“I am excited for change for the families of students, and the community, which is our priority. For them to have sustainable income. For them to have the ability to live sustainably. It isn’t just a dream, but it’s a goal for these families to have sustainable lifestyles. If we can make that happen in reality, that is very exciting. We believe in the ability of these people, and in the ability for change.” – Krai
Krai joined our team in June as our new Sustainable Development Manager. He comes to us with a wide background, including working on issues of sustainable development in Isaan, Eastern Thailand, working with the University of Khon Khen, World Wildlife Fund, and in Northern Thailand with various organizations including PLAN International. We’re thrilled to share some of his views and dreams with you here.
His Vision for Sustainable Change
He says the key to his ability to work with villagers to adapt to organic and sustainable forms of farming comes through his own personal experience. “Asking everyone to change at once is impossible. You have to start with one person, then the others can see the change, they can see the impact of what you’re doing,” he explains. “To help villagers begin to change mindsets around the use of chemicals and organic farming is really hard. We had to talk to them about how their careers, their lives, could align with organic farming. Things like using pesticides they already had from raising pigs… At that time we couldn’t see the whole picture, but after 10 years [of farming organically] we can see it. I would talk to the villagers and think with them, ‘what about this’ and we would try it out together,” Krai says of his early years working in Isaan.
He is excited about joining The Freedom Story because of our focus on addressing the root cause of trafficking. He explains that, “in the past, everyone would just find jobs for kids. But we didn’t address the root cause of the problem–that the families don’t have enough income, and they don’t have enough work. People are always thinking about and talking about how to solve issues in the long-term. Sustainable economies, sustainable income, is important. Without that, going forward is very hard.”
On the Importance of Sustainability
Sustainability is important because “if you are just working for your day to day needs, you can’t see or plan out your future. You can’t see the way to move forward. If your goals are to have enough to eat and to live, when you have an unexpected expense or situation, it is very hard to solve that problem. If you are living and working for your day to day expenses, you can’t move forward because you don’t have goals. If we ask families, ‘In 10-20 years, what kind of life do you want?’ they might answer that they want to have no debt, or enough to support students to stay in school. The goal isn’t about money. It’s about them being able to take care of their families,” he says.
Starting small is important. “If you are employed here, you get 300 THB (10 USD) per day. 100 THB goes to food for your family, 100 for school costs for the kids, it isn’t enough to save money. But if we work with families to start growing some of their own food, for example, you can begin to eat that–not today–but in 3 months. You can begin to live sustainably, and you can have food for your family, and you can save that money you would have spent.”
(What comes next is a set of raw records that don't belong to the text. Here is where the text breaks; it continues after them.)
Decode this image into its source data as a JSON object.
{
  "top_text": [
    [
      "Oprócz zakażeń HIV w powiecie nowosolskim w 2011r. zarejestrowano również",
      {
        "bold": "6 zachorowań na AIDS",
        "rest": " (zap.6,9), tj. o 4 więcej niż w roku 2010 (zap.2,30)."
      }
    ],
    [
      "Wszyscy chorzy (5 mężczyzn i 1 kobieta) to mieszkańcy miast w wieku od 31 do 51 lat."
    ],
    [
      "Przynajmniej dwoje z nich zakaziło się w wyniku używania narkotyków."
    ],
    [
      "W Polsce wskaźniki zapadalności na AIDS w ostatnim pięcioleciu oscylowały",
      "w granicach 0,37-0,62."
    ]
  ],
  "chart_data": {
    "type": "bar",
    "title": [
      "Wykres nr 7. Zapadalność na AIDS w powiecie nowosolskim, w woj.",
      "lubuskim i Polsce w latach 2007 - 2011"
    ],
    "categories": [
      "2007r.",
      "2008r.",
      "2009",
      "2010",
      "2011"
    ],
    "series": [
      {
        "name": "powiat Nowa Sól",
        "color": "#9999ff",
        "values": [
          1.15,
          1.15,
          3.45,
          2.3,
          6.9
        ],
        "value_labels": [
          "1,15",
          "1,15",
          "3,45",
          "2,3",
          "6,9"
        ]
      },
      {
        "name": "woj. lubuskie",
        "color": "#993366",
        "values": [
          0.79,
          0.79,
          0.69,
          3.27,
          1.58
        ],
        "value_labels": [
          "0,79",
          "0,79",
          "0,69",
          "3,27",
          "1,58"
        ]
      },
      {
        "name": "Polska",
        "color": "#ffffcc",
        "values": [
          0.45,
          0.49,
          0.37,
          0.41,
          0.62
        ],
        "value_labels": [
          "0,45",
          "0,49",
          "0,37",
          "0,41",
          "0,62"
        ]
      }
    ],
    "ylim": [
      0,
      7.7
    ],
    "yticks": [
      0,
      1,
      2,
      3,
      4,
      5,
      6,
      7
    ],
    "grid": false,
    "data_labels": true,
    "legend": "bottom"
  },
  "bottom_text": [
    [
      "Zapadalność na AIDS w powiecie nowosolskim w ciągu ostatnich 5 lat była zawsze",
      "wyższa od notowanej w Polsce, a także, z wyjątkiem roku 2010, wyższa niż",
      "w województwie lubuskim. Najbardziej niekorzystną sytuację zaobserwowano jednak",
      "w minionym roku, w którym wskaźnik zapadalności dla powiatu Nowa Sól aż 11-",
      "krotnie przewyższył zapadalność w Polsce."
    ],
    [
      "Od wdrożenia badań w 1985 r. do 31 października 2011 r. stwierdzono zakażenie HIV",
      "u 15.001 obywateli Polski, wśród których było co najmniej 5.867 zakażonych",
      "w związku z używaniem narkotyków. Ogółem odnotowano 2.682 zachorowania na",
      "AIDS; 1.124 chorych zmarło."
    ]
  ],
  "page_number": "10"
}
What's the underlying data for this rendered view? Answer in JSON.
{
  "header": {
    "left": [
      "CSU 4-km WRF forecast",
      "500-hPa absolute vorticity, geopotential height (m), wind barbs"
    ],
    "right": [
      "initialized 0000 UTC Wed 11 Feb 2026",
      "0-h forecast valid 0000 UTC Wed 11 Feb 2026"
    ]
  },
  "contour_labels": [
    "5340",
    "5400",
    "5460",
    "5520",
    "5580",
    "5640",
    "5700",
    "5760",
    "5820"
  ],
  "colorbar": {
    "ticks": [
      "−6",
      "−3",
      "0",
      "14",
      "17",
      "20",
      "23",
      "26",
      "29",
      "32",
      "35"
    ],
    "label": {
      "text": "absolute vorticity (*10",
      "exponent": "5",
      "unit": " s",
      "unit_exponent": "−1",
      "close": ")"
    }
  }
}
Goals Going Forward: Helping People Plan
Krai sees that the local people often haven’t developed the necessary skills to effectively plan for their lives. This connects both with sustainable development and with risk to trafficking and exploitation. Starting to do that at 40 or 50 years old is hard, he says, but if we can build systems of goal setting, achieving goals and how to plan for the future, then they can begin to see change.
For example, Krai plans to begin by investing time in using space around the Pong Phrae Resource center to demonstrate small-scale sustainable farming techniques that can be used at home. “If we want others to change, we need to start as a model. People don’t have time, or they might not have much land of their own. They have a lot of knowledge, but we just have [to help them choose] things that will work, and that are appropriate to their situation.” Setting up a system and a schedule can help them organize their resources more effectively.
“We have to do it with them, not just train them–they won’t do it otherwise. We become friends with the families, and we find solutions together.”
Krai sees a clear link between sustainable development and prevention of child trafficking, especially in the lack of ability to make plans. For example, if a family is struggling financially, they’ll pressure their kids to help support the family, thus putting them at further risk. “If the families don’t have a life that is good enough, if they don’t have enough income, the kids will be at risk. The parents just think about today and tomorrow. They don’t think about the future–about how if they invest in their students now, to get a good education, everything will come back to them to benefit them in the future when the students have a better job. The lack of skills for planning, that really puts the kids at-risk,” he explains.
Krai is excited to begin to see change in the community. “If we can make this change, it will last for years and years. Not just for families we work with, but others in the villages, who can benefit from this too. This is what I am excited about,” he says smiling.
We are excited for Krai’s vision and his drive to invest in the families in our community to build them up.